I turned slowly on my heel. The first steps, as usual, were the hardest, but I didn't look back. I had another appointment today. Jace would beat me home, and he would probably already have a few holovids from the rental shop on Trivisidero. Maybe some old Father Egyptos, we both loved that show and could quote damn near every line of dialogue. What evil creeps in the shadows? Egyptos, the bearer of the Scarab of Light, shall reveal all! Uncharacteristically, I was smiling. Again.

Chapter Two

Morning had leapt gray into drizzling afternoon when I knocked on the wooden door, the street behind me gathering circles of orange light under each streetlamp. A glowing-red neon sign in the front window—a real antique—buzzed like hovertraffic without the rattling whine, its reflection cast on the bank of yarrow below. I felt wrung-out and a little sore, as usual after a bounty, and the blood on my clothes, with its simmering stink of decaying spicy fruit, didn't help.

The door was painted red, and the shields over this small brick house with its cheerful ragged garden were tight and well-woven. Kalifor poppies vied with mugwort and feverfew, nasturtium and foxglove; there were some late bloomers, but mostly the plants were now merely green or dying back, getting ready for the rainy chill of winter. I smelled the sharpness of rosemary, she must have just harvested her sage too. In summer the garden was a riot of color, the property-line shields smooth and carefully woven, an obvious stronghold. Then again, I'd heard Sierra never left her house. I'd never seen or heard of her around town, and I didn't care either.

No, I came here for a different reason. I blinked against the gray sunlight, wished it was darker. Like most psions, I never feel quite myself during the day; a marker for nocturnalism crops up with amazing regularity in psion gene profiles. When darkness falls is when I feel most alive. At least that hadn't changed, even if everything else about me had.
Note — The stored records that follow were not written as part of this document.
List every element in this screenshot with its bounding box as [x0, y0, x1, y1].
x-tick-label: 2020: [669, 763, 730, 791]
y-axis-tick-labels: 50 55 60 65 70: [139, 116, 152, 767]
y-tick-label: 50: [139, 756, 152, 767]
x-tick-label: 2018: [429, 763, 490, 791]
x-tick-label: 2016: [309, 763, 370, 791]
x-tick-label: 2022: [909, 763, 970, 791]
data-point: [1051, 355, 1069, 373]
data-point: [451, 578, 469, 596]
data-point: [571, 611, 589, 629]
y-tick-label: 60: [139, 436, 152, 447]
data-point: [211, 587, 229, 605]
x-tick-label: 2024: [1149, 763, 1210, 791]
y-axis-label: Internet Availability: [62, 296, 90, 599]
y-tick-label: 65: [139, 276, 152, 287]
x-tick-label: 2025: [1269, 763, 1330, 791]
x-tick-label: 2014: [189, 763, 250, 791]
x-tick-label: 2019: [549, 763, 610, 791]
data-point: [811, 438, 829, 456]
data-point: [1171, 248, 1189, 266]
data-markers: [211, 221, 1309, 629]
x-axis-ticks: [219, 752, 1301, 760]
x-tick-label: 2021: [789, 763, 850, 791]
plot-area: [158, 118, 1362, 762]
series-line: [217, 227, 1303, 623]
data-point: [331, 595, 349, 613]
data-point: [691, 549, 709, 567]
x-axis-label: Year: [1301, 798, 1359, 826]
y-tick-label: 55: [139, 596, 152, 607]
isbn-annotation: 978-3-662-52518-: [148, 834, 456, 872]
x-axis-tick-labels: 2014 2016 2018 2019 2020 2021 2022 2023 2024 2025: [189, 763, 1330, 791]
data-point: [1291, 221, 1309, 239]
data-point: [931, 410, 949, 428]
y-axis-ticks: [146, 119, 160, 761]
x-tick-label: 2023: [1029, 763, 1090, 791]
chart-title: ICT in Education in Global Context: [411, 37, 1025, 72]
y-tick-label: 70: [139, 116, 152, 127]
I was glad I was back in time. I'd missed my appointment last month and been a little out of sorts ever since. I lifted my hand to knock at the door but the house shields had already flushed a warm, welcoming rose color, and the door pulled open. I pushed back a few stray strands of my damp hair and met Sierra Ignatius's eyes.

Her gaze was wide and pale blue, irises fading into the whites, the pupils sometimes flaring randomly. There was an odd film over her eyes; the sign of congenital blindness. Usually blindness is fixed with gene therapy during infancy, but for some reason she hadn't received the therapy then or in later years. Despite that, she moved around her little brick home with an accuracy and assurance some sighted people never achieve. Rumor had it that her parents had been Ludders, but I wasn't curious enough to find out. Her blindness made her, like me, an anomaly; it was probably why I allowed myself to come here.

"Danny!" She sounded calmly delighted, a short thin woman with thistledown hair and a thorn-laden cruciform tat on her left cheek. My cheek burned, my tat shifting. I felt another unwilling smile tug the corners of my mouth up. Sierra looked like a tiny pixie full of mischief, and her aura smelled of roses and wood ash, a clean human smell I somehow didn't mind as much as others. "I wondered if you'd come back. You missed last month."